Secondary analysis scripts should set permissions on created files in ProjectArchive

[Nicklas Nordborg]

This is related to #864.

Files generated on the project archive file server by secondary analysis scripts should by default only be readable/writable by the user. If a Case can be found that has Consent=Yes the permission on the generated files can be changed so that the group has read permission as well. Permissions on directories should follow the same pattern, but they also need "execute" permission.

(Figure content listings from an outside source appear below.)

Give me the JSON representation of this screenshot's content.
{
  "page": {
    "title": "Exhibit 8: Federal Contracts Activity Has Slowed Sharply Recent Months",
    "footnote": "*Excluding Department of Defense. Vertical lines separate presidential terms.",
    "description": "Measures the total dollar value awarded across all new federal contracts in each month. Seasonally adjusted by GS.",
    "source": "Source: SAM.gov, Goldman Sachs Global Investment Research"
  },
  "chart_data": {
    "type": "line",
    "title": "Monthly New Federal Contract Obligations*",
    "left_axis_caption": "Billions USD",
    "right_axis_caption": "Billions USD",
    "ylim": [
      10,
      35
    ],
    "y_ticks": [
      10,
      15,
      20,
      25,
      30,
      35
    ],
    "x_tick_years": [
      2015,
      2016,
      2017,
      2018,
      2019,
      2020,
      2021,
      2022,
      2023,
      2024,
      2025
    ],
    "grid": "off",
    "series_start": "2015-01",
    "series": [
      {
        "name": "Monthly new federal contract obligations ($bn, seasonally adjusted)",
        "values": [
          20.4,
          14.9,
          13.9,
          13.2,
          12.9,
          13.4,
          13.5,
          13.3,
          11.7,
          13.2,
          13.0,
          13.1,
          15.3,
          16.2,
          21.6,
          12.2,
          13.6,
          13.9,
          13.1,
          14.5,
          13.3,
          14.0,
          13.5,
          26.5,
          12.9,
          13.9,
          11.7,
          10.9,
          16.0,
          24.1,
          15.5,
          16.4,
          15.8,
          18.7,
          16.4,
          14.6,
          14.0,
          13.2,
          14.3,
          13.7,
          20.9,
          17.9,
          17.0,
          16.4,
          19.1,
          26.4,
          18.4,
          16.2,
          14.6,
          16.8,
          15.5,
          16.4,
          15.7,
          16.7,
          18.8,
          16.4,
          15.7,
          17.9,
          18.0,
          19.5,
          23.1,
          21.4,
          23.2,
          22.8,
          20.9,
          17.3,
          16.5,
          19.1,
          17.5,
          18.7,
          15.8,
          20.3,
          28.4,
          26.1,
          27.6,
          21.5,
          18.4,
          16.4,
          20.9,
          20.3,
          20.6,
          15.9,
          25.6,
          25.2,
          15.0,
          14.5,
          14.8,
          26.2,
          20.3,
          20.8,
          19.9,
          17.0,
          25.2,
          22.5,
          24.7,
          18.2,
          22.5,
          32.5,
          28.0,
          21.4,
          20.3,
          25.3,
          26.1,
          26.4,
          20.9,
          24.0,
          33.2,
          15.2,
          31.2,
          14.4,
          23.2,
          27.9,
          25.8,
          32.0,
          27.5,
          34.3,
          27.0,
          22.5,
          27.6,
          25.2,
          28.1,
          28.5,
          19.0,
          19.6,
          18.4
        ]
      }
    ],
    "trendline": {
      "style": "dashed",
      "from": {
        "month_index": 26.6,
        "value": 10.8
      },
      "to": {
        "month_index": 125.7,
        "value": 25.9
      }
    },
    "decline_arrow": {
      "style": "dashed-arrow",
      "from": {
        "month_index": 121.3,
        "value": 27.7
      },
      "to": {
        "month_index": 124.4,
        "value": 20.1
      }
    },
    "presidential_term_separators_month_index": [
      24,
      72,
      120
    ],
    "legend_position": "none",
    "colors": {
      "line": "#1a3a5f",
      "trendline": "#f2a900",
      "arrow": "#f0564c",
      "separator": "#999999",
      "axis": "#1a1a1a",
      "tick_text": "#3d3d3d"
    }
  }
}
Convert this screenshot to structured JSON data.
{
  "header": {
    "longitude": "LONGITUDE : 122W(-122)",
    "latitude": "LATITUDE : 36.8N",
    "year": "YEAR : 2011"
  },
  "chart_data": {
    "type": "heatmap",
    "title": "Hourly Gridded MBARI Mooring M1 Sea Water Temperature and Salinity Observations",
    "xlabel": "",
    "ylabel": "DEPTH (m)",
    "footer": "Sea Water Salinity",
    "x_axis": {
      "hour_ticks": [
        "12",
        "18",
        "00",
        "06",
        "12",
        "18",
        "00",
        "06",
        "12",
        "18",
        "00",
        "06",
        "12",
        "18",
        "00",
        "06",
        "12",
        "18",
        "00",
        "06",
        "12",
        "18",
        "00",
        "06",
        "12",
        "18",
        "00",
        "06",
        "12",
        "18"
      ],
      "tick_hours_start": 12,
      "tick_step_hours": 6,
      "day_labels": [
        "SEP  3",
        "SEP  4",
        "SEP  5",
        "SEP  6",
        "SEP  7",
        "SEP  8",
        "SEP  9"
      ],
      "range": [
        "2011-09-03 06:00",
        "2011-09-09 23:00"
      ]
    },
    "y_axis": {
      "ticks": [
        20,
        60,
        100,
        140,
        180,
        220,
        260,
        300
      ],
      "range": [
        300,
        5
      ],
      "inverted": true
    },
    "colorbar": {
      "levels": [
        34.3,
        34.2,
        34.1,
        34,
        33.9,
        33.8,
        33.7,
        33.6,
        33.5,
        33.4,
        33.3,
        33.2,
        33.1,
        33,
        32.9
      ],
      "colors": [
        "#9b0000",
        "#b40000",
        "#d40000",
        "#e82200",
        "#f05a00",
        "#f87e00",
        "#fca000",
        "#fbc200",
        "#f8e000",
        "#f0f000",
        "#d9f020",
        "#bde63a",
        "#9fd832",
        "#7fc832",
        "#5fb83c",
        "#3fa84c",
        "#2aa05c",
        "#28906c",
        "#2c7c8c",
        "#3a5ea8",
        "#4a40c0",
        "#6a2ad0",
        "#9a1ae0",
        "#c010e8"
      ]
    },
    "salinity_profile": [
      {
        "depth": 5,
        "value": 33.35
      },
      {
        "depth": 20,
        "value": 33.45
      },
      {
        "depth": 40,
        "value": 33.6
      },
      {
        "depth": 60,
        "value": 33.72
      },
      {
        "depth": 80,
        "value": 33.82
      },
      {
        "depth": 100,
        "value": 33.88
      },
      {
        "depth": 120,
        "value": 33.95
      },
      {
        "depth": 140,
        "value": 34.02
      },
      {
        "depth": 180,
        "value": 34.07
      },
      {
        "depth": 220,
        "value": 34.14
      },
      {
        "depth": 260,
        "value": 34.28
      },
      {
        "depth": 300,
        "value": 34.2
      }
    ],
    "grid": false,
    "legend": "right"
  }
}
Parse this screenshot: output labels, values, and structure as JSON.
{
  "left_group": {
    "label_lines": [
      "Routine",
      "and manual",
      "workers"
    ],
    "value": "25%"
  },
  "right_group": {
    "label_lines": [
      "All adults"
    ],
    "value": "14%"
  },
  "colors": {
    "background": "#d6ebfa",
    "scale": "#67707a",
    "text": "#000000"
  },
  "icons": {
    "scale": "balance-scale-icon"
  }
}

After investigating the umask command (​https://en.wikipedia.org/wiki/Umask) it seems like this would be relatively simple by including just one line at the beginning of the script:

• umask 0077 or umask -S u=rwx,g=,o= if there is no consent
• umask 0027 or umask -S u=rwx,g=rx,o= if there is a consent

New files should then automatically be created with correct permissions.

[Nicklas Nordborg]

(In [3792]) References #863: Secondary analysis scripts should set permissions on created files in ProjectArchive

Added support in ScriptBuilder for setting umask -S u=rwx,g=,o= to to make sure files are created as private by default. All jobs should use this setting.

The DemuxJobCreator will try to load the parent case and check the consent. If it is set to Yes it will change to umask -S u=rwx,g=rx,o=.

[Nicklas Nordborg]

(In [3793]) References #863: Secondary analysis scripts should set permissions on created files in ProjectArchive

Added a utility method ScriptBuilder.setUmaskForItem() to make it easy to always include this in generated scripts.

The align and cufflinks jobs now also set the umask.

The job script and other files that are uploaded as input to the job (eg. bardcode files for the demux) are set to private (in StringSourceFile).

Stdout and stderr are still readable by everyone. I guess that is controller by the Open Grid and I haven't been able to find anything about any setting to change this.